Now, don’t get me wrong, I understand the difference between plain ol’ fashion greed and the importance of gaining a better understanding of CODB in order to establish a “fair” pricing structure. However, instead of asking yourself “how much money can I make?” perhaps you should be asking, “how much will photography cost me?”
Ask not what photography can do for you – ask what you can do for photography.
I can certainly empathize with the basic need we all have to put a roof over our heads and food on the tables for our families, and sometimes it may be necessary to take jobs that we don’t always feel passionate about (one of the photographers I assist for calls these jobs, “trash for cash”), but often times I think we can get so caught up in what we think is important and forget why we started doing this in the first place. Sometimes that leads us to forget what’s truly important, our creative vision and overall passion for photography!
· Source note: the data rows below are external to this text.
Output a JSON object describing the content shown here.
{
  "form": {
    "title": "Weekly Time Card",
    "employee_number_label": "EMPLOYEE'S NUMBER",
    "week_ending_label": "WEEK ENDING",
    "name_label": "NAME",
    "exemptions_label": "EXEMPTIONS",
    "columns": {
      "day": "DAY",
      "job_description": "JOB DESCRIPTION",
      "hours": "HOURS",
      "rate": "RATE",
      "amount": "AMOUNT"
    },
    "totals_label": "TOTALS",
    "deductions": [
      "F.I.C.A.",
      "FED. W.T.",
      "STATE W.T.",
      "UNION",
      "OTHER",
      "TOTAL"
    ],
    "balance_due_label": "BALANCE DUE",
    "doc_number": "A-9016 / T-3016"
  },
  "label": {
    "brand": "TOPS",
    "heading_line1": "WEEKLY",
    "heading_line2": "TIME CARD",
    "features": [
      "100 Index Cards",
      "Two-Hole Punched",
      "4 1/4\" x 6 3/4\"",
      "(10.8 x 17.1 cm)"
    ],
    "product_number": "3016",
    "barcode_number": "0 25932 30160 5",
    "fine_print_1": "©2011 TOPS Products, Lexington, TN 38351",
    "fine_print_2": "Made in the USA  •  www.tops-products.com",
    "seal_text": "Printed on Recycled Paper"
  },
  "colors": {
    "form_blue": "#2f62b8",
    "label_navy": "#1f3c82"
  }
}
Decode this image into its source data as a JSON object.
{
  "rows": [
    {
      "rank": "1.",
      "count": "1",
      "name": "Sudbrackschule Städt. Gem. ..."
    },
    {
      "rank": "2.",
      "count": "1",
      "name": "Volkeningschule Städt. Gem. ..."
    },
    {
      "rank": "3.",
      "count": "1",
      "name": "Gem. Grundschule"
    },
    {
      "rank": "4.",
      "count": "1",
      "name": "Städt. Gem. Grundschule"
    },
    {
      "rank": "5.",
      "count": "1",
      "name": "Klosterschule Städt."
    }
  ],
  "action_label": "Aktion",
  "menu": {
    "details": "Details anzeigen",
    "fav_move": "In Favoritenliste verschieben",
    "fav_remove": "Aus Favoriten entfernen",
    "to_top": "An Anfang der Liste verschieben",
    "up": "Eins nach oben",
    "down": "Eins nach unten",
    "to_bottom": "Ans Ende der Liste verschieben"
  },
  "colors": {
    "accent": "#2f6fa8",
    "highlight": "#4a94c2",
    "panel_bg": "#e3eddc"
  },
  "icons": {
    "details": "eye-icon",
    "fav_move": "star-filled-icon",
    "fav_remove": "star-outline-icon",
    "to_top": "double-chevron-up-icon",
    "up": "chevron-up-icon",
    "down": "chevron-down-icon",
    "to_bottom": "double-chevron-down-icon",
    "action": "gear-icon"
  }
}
In a sea of get rich quick philosophies and overnight success ways of thinking, perhaps, as creatives, we should consider shifting our point of view from… what’s in it for me, to… what do I have to offer the world of photography! In David duChemin’s book Vision Mongers, David explains, “photography might just cost more than it ever gives back… ” He goes on to say, “A great living, when it happens, is not the goal; it’s the by-product.” That, in a nutshell, sums it up. Don’t sacrifice your creativity, vision and passion for what you know in your heart you love to do in order to simply make a quick buck. Find your passion, seek out your vision, and shoot what you love to shoot!